The mission was the subject of a book and film, The Monuments Men, starring George Clooney and Matt Damon.
Mr Leckie, of Troon, Ayrshire, said later: “I now wonder what my feelings would have been if I’d known then one of my passengers was a former Luftwaffe (German air force) paymaster who had defected to the French Resistance. He was a native to the area we were heading and had discovered from relatives the Nazi plan to conceal massive collections of art treasures in this area.”
Posted to RAF Bomber Command, Mr Leckie attacked a German flying-bomb factory on one raid. In another sortie, he dropped guns, ammunition and supplies to Polish troops fighting the Nazis in August 1944. For that mission, he was awarded the Polish Cross of Valour.
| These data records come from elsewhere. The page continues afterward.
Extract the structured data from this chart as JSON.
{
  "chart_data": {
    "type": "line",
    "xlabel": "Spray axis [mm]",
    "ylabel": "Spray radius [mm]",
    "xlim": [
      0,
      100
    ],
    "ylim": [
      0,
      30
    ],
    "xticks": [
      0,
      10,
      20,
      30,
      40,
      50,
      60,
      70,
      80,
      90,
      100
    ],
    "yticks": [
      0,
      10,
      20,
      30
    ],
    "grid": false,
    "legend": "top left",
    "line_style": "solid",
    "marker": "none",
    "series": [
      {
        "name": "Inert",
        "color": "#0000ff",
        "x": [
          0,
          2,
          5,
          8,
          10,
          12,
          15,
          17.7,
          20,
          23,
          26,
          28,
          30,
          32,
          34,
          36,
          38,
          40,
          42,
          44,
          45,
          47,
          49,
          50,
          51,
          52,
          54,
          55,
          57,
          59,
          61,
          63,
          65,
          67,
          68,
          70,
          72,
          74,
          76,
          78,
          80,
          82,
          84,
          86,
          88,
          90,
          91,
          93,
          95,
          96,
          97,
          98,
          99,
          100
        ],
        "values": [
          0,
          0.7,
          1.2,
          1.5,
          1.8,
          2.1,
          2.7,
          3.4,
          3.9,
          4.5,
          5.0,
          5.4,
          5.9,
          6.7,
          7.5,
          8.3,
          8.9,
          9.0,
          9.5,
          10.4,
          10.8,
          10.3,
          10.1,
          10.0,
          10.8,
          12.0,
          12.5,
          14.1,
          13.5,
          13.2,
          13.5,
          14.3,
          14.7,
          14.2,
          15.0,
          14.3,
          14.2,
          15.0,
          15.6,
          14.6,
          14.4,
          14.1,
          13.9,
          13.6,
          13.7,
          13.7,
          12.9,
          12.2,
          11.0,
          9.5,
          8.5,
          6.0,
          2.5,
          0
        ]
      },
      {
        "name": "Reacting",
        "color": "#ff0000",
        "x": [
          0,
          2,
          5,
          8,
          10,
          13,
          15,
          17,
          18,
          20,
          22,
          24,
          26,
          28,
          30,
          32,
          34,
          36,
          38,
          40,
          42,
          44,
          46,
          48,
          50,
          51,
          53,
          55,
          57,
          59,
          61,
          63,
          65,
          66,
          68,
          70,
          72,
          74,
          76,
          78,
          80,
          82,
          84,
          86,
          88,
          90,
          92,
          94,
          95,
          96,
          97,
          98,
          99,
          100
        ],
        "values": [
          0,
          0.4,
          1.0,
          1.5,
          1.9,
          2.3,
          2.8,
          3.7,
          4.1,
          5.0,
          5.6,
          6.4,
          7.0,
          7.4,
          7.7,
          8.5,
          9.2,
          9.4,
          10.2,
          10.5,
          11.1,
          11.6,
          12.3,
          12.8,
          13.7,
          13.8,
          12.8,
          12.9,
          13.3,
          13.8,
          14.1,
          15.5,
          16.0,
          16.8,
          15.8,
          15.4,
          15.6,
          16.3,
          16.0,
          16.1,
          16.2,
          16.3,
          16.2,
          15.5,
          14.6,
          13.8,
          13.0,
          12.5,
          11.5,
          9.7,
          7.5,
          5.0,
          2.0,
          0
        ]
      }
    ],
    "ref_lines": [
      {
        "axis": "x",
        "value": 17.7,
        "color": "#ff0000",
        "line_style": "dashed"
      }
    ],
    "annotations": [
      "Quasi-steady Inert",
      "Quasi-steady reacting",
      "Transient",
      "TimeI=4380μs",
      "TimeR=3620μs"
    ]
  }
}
A native of Glasgow, Mr Leckie was a cinema projectionist before joining the RAF in 1941 and training as a pilot in England, Canada and the US.
After the war, he returned to his cinema job before joining the Hoover domestic appliance firm.
Mr Leckie was later involved in civilian pilot training at Scone, Perthshire, before joining Irish airline Aer Lingus as a pilot for 25 years until his retirement in 1979.
The father-of-three and greatgrandfather, whose wife Ina died in
2012, celebrated his 100th birthday in June and was honoured with a flypast by the Irish air force.
UK veterans and representatives from the Royal British Legion in Ireland attended Mr Leckie’s funeral service at St Patrick’s Church in Enniskerry.
Mr Leckie’s life will be celebrated with a service at Holmsford Bridge crematorium in Dreghorn, Ayrshire, tomorrow at 11.30am.